Saturday, January 10, 2015

A Look Back at 'Mighty Manhattan'

After I shared archival footage of Santa Cruz, it's only fitting that I do the same for my current hometown: Manhattan.

The Roosevelt Islander blog, a great source for local content, posted this clip earlier in the week. The video depicts a time when the Statue of Liberty was a mere 65 years old (barely eligible for retirement, which no doubt she would eagerly accept since she's French).



There's also a brief view of what is now Roosevelt Island, then Welfare Island.

Photo courtesy of the Roosevelt Islander blog.

But that's just one of the many delights of viewing this clip.

As a relative newcomer to New York, I was surprised to see an elevated subway in Manhattan.
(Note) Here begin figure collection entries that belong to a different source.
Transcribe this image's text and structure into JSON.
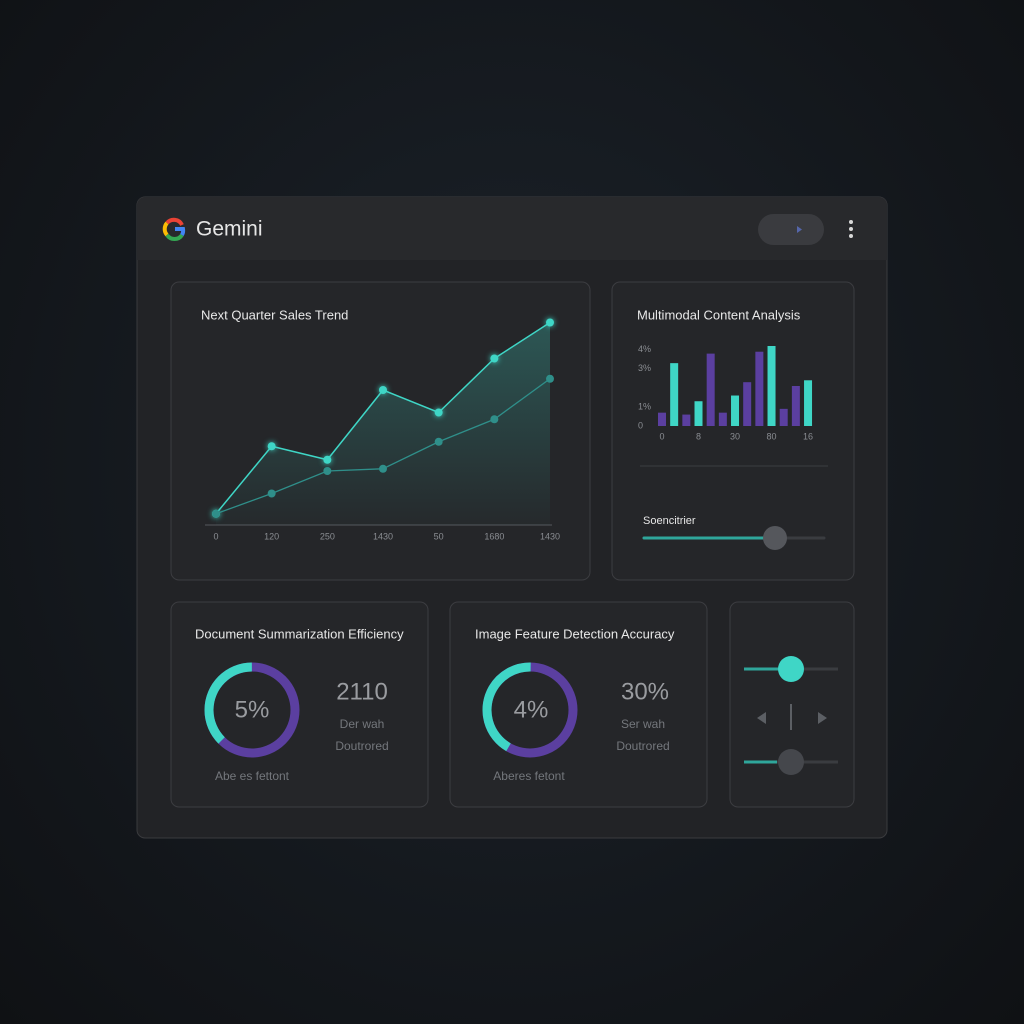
{
  "header": {
    "title": "Gemini"
  },
  "chart_data": [
    {
      "type": "line",
      "title": "Next Quarter Sales Trend",
      "categories": [
        "0",
        "120",
        "250",
        "1430",
        "50",
        "1680",
        "1430"
      ],
      "series": [
        {
          "color": "#3fd6c6",
          "values": [
            5,
            35,
            29,
            60,
            50,
            74,
            90
          ]
        },
        {
          "color": "#2f8f8a",
          "values": [
            5,
            14,
            24,
            25,
            37,
            47,
            65
          ]
        }
      ],
      "ylim": [
        0,
        100
      ]
    },
    {
      "type": "bar",
      "title": "Multimodal Content Analysis",
      "categories": [
        "0",
        null,
        null,
        "8",
        null,
        null,
        "30",
        null,
        null,
        "80",
        null,
        null,
        "16"
      ],
      "series": [
        {
          "color": "#5b3fa0",
          "values": [
            0.7,
            null,
            0.6,
            null,
            3.8,
            0.7,
            null,
            2.3,
            3.9,
            null,
            0.9,
            2.1,
            null
          ]
        },
        {
          "color": "#3fd6c6",
          "values": [
            null,
            3.3,
            null,
            1.3,
            null,
            null,
            1.6,
            null,
            null,
            4.2,
            null,
            null,
            2.4
          ]
        }
      ],
      "ylim": [
        0,
        4.2
      ],
      "yticks": [
        {
          "value": 4,
          "label": "4%"
        },
        {
          "value": 3,
          "label": "3%"
        },
        {
          "value": 1,
          "label": "1%"
        },
        0
      ]
    }
  ],
  "slider_label": "Soencitrier",
  "cards": [
    {
      "title": "Document Summarization Efficiency",
      "value": "5%",
      "stat": "2110",
      "line1": "Der wah",
      "line2": "Doutrored",
      "footer": "Abe es fettont"
    },
    {
      "title": "Image Feature Detection Accuracy",
      "value": "4%",
      "stat": "30%",
      "line1": "Ser wah",
      "line2": "Doutrored",
      "footer": "Aberes fetont"
    }
  ]
}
The Third Avenue El, which appears to be going strong in the video, was phased out in the early 1950s.

The lack of traffic is striking — especially when you consider that the population of Manhattan was still significantly larger in 1949 than it is today (the total New York population was smaller, though).

Seeing pedestrians cross Fifth Avenue and other thoroughfares with no crosswalks or streetlights is quite something.

Photo courtesy of YouTube.

Another revelation: The Central Park Zoo was free! But the sea lions were still a main attraction. (As I said when we first moved from California, I was surprised that something regarded as borderline vermin on the West Coast is held in such high esteem here.)

The video spends a fair bit of time on the novelty of the Central Park horse carriages. Even then, they were regarded as an anachronism.

Now that they may soon be banned altogether, it was interesting to get a statistic on how many of them existed in 1949.
Although the sight of a horse on the busy streets of Manhattan become rarer from year to year, there are still about 20,000 of them serving mankind in New York City.
In 2015, the number may finally drop to zero.